# Chapter 6: Stochastic Training on Large Graphs¶

(中文版)

If we have a massive graph with, say, millions or even billions of nodes or edges, usually full-graph training as described in Chapter 5: Training Graph Neural Networks would not work. Consider an $$L$$-layer graph convolutional network with hidden state size $$H$$ running on an $$N$$-node graph. Storing the intermediate hidden states requires $$O(NLH)$$ memory, easily exceeding one GPU’s capacity with large $$N$$.

This section provides a way to perform stochastic minibatch training, where we do not have to fit the feature of all the nodes into GPU.

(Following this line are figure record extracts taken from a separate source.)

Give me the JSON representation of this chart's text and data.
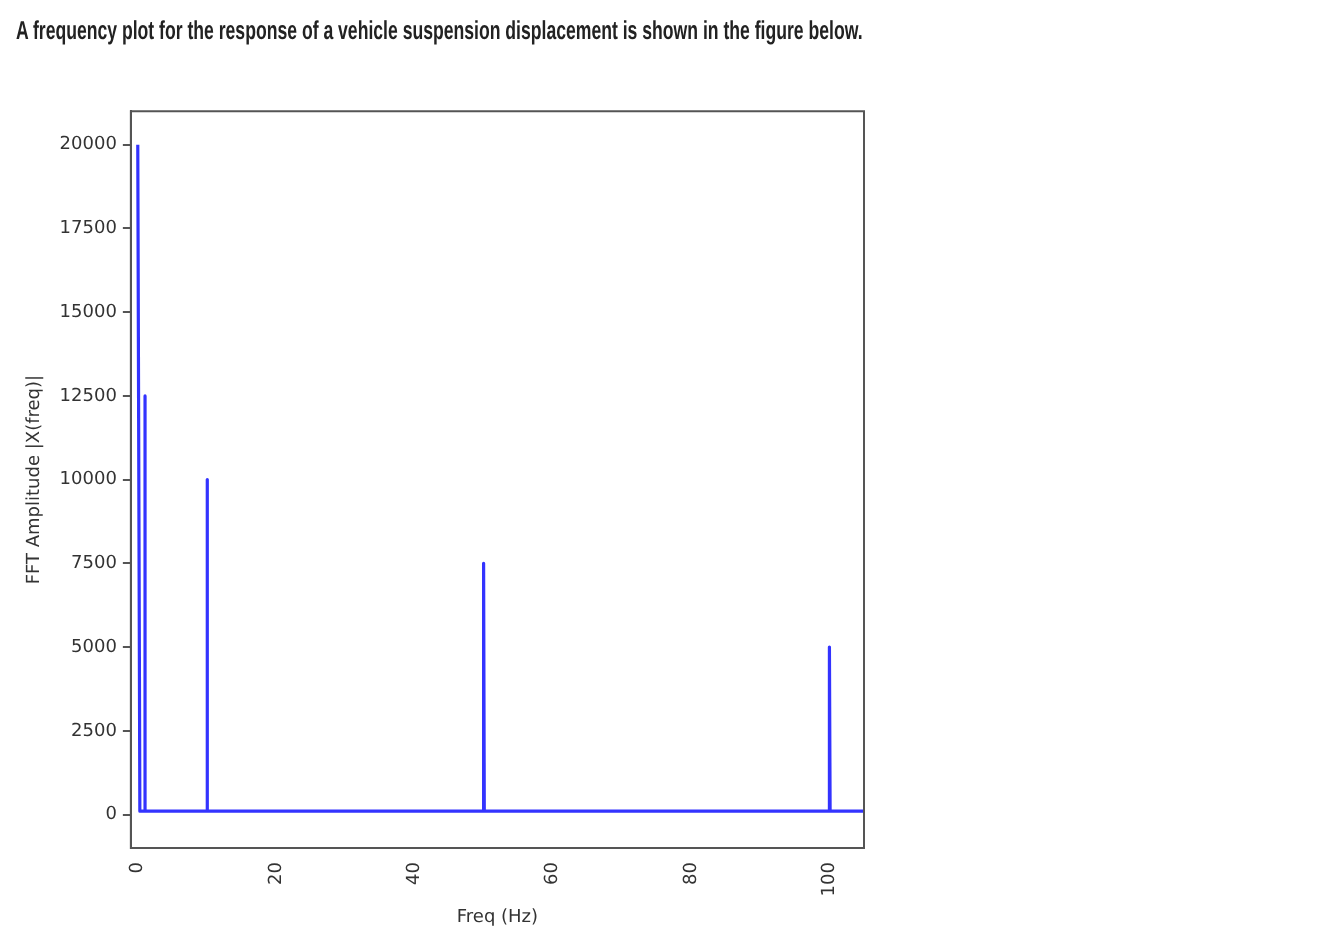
{
  "chart_data": {
    "type": "line",
    "title": "A frequency plot for the response of a vehicle suspension displacement is shown in the figure below.",
    "xlabel": "Freq (Hz)",
    "ylabel": "FFT Amplitude |X(freq)|",
    "x": [
      0,
      0.3,
      0.9,
      1,
      1.1,
      9.9,
      10,
      10.1,
      49.9,
      50,
      50.1,
      99.9,
      100,
      100.1,
      105
    ],
    "series": [
      {
        "color": "#3333ff",
        "values": [
          20000,
          100,
          100,
          12500,
          100,
          100,
          10000,
          100,
          100,
          7500,
          100,
          100,
          5000,
          100,
          100
        ]
      }
    ],
    "xlim": [
      -1,
      105
    ],
    "xticks": [
      0,
      20,
      40,
      60,
      80,
      100
    ],
    "ylim": [
      -1000,
      21000
    ],
    "yticks": [
      0,
      2500,
      5000,
      7500,
      10000,
      12500,
      15000,
      17500,
      20000
    ],
    "grid": false,
    "legend": false,
    "marker": "none",
    "line_style": "solid"
  }
}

## Overview of Neighborhood Sampling Approaches¶

Neighborhood sampling methods generally work as the following. For each gradient descent step, we select a minibatch of nodes whose final representations at the $$L$$-th layer are to be computed. We then take all or some of their neighbors at the $$L-1$$ layer. This process continues until we reach the input. This iterative process builds the dependency graph starting from the output and working backwards to the input, as the figure below shows:

With this, one can save the workload and computation resources for training a GNN on a large graph.

DGL provides a few neighborhood samplers and a pipeline for training a GNN with neighborhood sampling, as well as ways to customize your sampling strategies.